Simón Cardoso era morto da trent’anni quando Emilia Dupuy, sua moglie, lo incontrò all’ora di pranzo nella saletta riservata di Trudy Tuesday.

E così questa narrazione in terza persona coinvolge il lettore nella storia di una donna che ha perso il marito a causa della dittatura argentina. Emilia si chiede se sia proprio lui quello seduto lì, che parla inglese così bene come suo marito non faceva e che sembra non essere invecchiato nemmeno di un giorno. «La vera identità delle persone sono i ricordi», si rassicura, quindi non ha importanza se Simón non è cambiato mentre lei è invecchiata. Da qui Martínez prende a raccontare di lei per mezzo di un flashback che fa ritornare il lettore indietro nel tempo; e di altri salti temporali come questo sono fatte le sue pagine. Emilia, come il marito, disegna carte geografiche e questa non sembra essere una scelta casuale da parte di un autore che ha vissuto in esilio.
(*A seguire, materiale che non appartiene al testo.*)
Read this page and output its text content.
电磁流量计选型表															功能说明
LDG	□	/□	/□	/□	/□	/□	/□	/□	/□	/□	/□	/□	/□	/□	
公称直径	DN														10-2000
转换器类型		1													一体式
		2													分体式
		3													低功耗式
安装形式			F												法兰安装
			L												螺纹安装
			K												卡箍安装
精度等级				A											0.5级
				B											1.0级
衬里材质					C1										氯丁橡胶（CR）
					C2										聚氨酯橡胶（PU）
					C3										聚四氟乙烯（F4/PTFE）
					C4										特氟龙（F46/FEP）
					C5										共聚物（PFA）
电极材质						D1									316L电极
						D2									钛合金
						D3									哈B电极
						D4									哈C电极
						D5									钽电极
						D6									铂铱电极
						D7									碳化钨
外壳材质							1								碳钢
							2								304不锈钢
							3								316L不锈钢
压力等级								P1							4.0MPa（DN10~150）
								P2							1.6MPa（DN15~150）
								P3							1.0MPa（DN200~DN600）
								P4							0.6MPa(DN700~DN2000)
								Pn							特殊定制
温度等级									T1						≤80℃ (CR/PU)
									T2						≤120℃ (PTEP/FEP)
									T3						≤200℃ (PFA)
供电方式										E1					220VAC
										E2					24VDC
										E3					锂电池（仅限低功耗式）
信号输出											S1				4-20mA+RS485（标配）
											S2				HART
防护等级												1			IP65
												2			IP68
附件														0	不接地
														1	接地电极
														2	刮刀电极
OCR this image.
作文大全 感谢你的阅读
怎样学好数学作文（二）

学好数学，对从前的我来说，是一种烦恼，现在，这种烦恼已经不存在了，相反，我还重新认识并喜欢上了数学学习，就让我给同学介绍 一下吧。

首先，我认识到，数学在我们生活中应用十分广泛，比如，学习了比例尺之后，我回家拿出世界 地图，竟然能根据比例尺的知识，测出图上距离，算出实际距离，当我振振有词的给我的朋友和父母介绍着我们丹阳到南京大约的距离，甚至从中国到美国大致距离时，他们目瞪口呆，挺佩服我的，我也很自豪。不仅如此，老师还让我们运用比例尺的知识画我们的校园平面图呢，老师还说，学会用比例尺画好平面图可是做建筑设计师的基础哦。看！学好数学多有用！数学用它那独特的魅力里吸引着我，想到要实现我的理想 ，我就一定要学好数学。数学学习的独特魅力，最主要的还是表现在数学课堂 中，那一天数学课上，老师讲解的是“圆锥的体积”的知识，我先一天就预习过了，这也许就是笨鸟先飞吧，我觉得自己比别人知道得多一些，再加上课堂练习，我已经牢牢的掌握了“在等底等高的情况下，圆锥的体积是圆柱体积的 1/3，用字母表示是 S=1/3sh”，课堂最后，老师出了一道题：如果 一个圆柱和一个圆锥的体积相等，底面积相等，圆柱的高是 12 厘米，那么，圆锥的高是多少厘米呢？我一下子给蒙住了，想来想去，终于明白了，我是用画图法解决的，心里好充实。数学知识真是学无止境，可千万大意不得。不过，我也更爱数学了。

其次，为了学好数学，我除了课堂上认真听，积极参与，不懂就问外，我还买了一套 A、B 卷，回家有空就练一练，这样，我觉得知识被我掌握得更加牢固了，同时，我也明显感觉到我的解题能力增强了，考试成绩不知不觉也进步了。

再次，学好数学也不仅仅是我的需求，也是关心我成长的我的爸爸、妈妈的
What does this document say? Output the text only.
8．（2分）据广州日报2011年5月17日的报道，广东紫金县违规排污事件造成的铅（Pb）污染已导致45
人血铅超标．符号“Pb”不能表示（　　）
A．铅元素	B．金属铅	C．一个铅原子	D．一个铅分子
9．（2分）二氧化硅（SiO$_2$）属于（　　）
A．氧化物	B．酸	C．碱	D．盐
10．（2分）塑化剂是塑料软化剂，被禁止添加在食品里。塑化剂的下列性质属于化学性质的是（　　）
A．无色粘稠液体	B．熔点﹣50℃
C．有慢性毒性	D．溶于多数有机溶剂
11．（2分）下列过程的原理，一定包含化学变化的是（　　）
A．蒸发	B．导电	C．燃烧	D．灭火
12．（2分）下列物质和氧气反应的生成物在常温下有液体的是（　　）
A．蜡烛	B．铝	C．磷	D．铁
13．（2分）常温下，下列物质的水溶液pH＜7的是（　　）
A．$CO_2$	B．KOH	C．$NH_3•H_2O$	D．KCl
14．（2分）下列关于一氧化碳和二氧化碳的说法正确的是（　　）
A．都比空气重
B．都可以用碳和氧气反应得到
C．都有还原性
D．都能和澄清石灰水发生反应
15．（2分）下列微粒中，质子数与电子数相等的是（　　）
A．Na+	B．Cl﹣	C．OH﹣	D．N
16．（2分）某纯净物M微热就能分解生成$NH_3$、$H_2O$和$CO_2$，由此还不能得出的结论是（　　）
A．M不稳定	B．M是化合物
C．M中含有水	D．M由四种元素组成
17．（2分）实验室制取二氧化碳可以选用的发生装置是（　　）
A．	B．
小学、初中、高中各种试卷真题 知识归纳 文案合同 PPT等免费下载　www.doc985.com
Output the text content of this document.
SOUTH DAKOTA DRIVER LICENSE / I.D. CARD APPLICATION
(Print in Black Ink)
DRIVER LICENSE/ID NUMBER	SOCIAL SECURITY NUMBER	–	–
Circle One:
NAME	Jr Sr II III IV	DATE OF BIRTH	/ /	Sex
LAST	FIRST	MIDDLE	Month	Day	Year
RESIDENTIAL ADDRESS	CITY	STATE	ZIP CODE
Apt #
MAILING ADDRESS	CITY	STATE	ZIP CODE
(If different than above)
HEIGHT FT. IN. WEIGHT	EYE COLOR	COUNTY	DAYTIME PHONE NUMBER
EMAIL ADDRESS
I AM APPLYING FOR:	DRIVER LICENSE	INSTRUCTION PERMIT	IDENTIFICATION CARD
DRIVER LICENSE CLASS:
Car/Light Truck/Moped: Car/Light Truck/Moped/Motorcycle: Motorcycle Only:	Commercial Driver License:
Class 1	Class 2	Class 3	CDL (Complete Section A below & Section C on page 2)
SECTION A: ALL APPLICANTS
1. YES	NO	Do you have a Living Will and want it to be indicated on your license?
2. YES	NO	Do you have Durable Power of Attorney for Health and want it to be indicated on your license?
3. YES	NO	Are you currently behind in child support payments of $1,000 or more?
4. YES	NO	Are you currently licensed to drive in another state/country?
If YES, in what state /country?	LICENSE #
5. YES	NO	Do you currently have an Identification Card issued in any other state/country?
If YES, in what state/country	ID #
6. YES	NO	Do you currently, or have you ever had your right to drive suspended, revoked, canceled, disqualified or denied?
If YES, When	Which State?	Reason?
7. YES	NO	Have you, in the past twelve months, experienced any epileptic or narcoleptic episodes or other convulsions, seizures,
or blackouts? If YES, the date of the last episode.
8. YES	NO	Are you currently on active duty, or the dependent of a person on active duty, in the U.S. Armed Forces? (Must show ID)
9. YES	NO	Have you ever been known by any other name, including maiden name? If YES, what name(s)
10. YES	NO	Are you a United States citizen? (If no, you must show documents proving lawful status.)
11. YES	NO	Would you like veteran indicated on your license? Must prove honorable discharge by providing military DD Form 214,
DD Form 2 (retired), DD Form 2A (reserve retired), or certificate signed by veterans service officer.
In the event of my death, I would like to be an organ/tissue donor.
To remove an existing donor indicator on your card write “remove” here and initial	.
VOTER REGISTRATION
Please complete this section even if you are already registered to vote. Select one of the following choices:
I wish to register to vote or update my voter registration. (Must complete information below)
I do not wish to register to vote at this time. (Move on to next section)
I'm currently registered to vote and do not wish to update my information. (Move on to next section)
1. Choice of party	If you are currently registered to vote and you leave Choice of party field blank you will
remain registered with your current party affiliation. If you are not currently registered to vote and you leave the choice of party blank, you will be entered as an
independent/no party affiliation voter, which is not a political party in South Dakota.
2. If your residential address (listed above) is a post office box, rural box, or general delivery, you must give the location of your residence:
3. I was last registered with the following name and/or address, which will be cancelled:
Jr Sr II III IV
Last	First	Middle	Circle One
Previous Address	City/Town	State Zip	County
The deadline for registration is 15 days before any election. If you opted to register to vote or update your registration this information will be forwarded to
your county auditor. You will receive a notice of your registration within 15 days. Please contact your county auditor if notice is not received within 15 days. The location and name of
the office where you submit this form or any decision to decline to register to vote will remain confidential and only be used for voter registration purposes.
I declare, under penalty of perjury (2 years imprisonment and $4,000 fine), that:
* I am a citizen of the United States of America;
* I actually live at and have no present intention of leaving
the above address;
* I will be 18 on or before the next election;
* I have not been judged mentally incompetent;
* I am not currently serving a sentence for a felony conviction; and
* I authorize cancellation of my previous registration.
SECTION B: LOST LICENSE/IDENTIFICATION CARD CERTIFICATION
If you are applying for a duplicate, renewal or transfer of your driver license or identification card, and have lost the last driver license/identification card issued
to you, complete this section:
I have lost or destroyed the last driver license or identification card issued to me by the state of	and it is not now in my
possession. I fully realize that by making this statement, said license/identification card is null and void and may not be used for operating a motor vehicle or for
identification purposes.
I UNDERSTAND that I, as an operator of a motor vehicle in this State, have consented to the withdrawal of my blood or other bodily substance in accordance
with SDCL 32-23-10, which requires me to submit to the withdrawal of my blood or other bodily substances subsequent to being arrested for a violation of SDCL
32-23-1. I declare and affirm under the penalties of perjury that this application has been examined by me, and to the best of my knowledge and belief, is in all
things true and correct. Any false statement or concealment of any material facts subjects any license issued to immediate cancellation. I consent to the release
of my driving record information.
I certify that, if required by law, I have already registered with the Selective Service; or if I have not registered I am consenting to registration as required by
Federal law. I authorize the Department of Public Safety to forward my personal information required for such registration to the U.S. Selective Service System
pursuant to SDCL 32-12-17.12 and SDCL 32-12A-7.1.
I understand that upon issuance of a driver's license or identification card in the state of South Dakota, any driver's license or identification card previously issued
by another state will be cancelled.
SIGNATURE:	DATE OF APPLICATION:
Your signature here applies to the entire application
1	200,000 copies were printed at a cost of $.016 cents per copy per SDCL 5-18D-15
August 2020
Martínez prosegue il flashback con la descrizione del primo incontro dei due innamorati, durante il quale Simón racconta a Emilia di come aveva conosciuto la sua ex ragazza. Anche questo espediente si ripete più di una volta, così si ha l’impressione di leggere molte storie nella storia, senza che il filo della narrazione sia interrotto o che lo si perda di vista. In questo modo Martínez tesse le maglie delle vicissitudini di Emilia e Simón, intrecciate con quelle della dittatura argentina: il padre di lei, Dupuy, è molto vicino alla giunta militare, e l’autore non esita a spostare lo sguardo dalle vicende della protagonista femminile ai meccanismi biechi della censura, della sparizione di migliaia di persone e di chi subisce l’esilio. È questo il tormento di Martínez, questo il purgatorio di cui vuole parlare, mentre descrive quello di una donna che vive il dramma della dittatura e la sparizione del marito.

La Chiesa cattolica credeva che il purgatorio fosse il luogo dove le anime imperfette si purificavano, per poter entrare in paradiso. Si insegnava ad accettare i tormenti come un atto di amore nei confronti di Dio, e tutte le forme si penitenza e castigo erano il purgatorio. Prima era così, ora no. […] Il purgatorio è un’attesa di cui si ignora la fine.

Giornalista e scrittore, con l’avvento della dittatura Martínez è costretto all’esilio, i suoi libri vengono bruciati in piazza. Descrive il regime in modo molto accurato, ma non usa i nomi dei comandanti «per non far loro troppo onore», spiega Francesca Lazzarato nella postfazione del romanzo, in cui chiarisce anche il rapporto tra la fiction e la cronaca giornalistica in Martínez. Si tratta di due entità separate: il romanziere non descrive la realtà in modo letterario, ma propone una fiction che ha molto in comune con i fatti realmente avvenuti; il giornalista si attiene fedelmente alla cronaca e fa buon uso degli strumenti che la letteratura può offrirgli per una scrittura di migliore qualità. Del resto Martínez possiede uno stile denso e poetico.

In Purgatorio l’autore compie una scelta importante, svela l’identità del narratore impersonale e adotta la narrazione in prima persona. Questo cambiamento, le digressioni verso altre storie e i flashback rendono la lettura di Purgatorio estremamente sfaccettata, molteplice. La trama oscilla tra realtà e illusione, una frase in particolare chiarisce l’intento dell’autore, in questo senso: «I romanzi si scrivono per questo: per rimediare all’assenza perpetua di quello che non è mai esistito».


Di seguito, alcune citazioni tratte da Purgatorio:

«L’aria era satura di odio non saziato».
«Che cosa rende una persona quella che è? Non i suono o il contenuto delle sue parole, non le linee del corpo, niente di visibile».
«[…] erano nell’età in cui non volevano assomigliare a nessuno e trovavano stupefacente assomigliarsi».
«Quelli non credevano in Dio e neppure nella famiglia, e la patria per cui lottavano era più sovietica o castrista che argentina: una patria esotica, la patria socialista».
«I versi l’hanno eccitata, è ancora abbastanza viva da infiammarsi, masturbarsi, appartenere a sé stessa, visto che non ha voluto appartenere a nessuno».